La hoja inició hace diez años. Mi yo adolescente estudiaba psicología en la UNAH. Escribía entonces para “Teguz” una revista que se distribuía en varias universidades de la capital. El editor envió al equipo de redacción a un curso gratuito de periodismo cultural digital en el centro. No tenía ni la más remota idea de lo que era un blog. Con el hi5, el Hotmail MSN y el recién creado Facebook, mi mundo virtual estaba completo.

Al finalizar el curso, les instructores, una periodista costarricense y un escritor guatemalteco, nos dejaron como tarea final abrir nuestro propio blog y comenzar a publicar nuestras propias historias.

La curiosidad siempre iba un paso adelante, pero en ese momento no tenía claro de qué iba a escribir. Tampoco sabía que me estaba aventando a un mundo tan desconocido como fascinante. Y me lancé, como siempre, sin pensarla tanto.

Al principio eran historias típicas de una teenager de pueblo con una oferta cultural limitada que se muda a la ciudad para estudiar y se va encontrando con una realidad abrumadora, dolorosa. Desde muy pequeña escribía de todo, pero la interacción con un pequeño grupo de lectores –en su mayoría desconocidos- lo cambiaba todo.

Con el tiempo llegaron muchas preguntas, demasiadas ahora que lo pienso. Centroamérica, además de hacerte conocer el dolor de formas espectaculares, te va haciendo madurar muy temprano, inevitablemente crecés o te hundís.
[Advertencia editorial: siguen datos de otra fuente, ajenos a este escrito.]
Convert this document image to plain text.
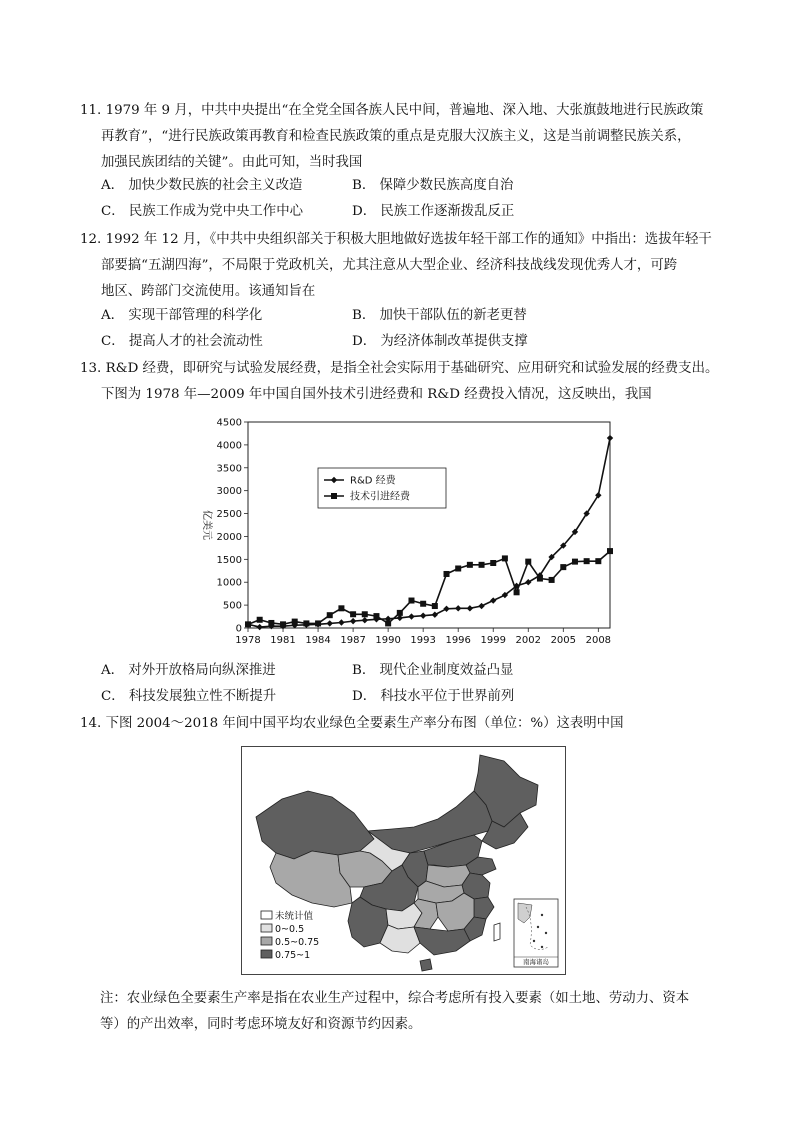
11. 1979 年 9 月，中共中央提出“在全党全国各族人民中间，普遍地、深入地、大张旗鼓地进行民族政策
再教育”，“进行民族政策再教育和检查民族政策的重点是克服大汉族主义，这是当前调整民族关系，
加强民族团结的关键”。由此可知，当时我国
A． 加快少数民族的社会主义改造	B． 保障少数民族高度自治
C． 民族工作成为党中央工作中心	D． 民族工作逐渐拨乱反正
12. 1992 年 12 月，《中共中央组织部关于积极大胆地做好选拔年轻干部工作的通知》中指出：选拔年轻干
部要搞“五湖四海”，不局限于党政机关，尤其注意从大型企业、经济科技战线发现优秀人才，可跨
地区、跨部门交流使用。该通知旨在
A． 实现干部管理的科学化	B． 加快干部队伍的新老更替
C． 提高人才的社会流动性	D． 为经济体制改革提供支撑
13. R&D 经费，即研究与试验发展经费，是指全社会实际用于基础研究、应用研究和试验发展的经费支出。
下图为 1978 年—2009 年中国自国外技术引进经费和 R&D 经费投入情况，这反映出，我国
0
500
1000
1500
2000
2500
3000
3500
4000
4500
1978 1981 1984 1987 1990 1993 1996 1999 2002 2005 2008
亿美元
R&D 经费
技术引进经费
A． 对外开放格局向纵深推进	B． 现代企业制度效益凸显
C． 科技发展独立性不断提升	D． 科技水平位于世界前列
14. 下图 2004～2018 年间中国平均农业绿色全要素生产率分布图（单位：%）这表明中国
南海诸岛
未统计值
0~0.5
0.5~0.75
0.75~1
注：农业绿色全要素生产率是指在农业生产过程中，综合考虑所有投入要素（如土地、劳动力、资本
等）的产出效率，同时考虑环境友好和资源节约因素。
Con el tiempo le fui agarrando el gusto a eso de “bloguear”. Por supuesto tenía más tiempo que ahora. Cuando vino el Golpe de Estado, me cuestioné mi mundo entero y ya no pude verlo con los mismos ojos, tal como le sucedió tarde o temprano a cada habitante de este país. El blog, por tanto, se volvió un canal de desahogo, de penas con condimentos sabrosos.

Mis lectores eran en su mayoría mujeres. Eso le daba un plus especial. En un mundo donde te han enseñado desde pequeña a competir con ellas, que una me preguntara: “¿cuando publicás otra historia? ¿podés escribir sobre tal tema?”, yo sólo era –sigo siendo- una güirra culo cagado con algo de autoestima, pero sentí que había encontrado –por fin- mi lugar.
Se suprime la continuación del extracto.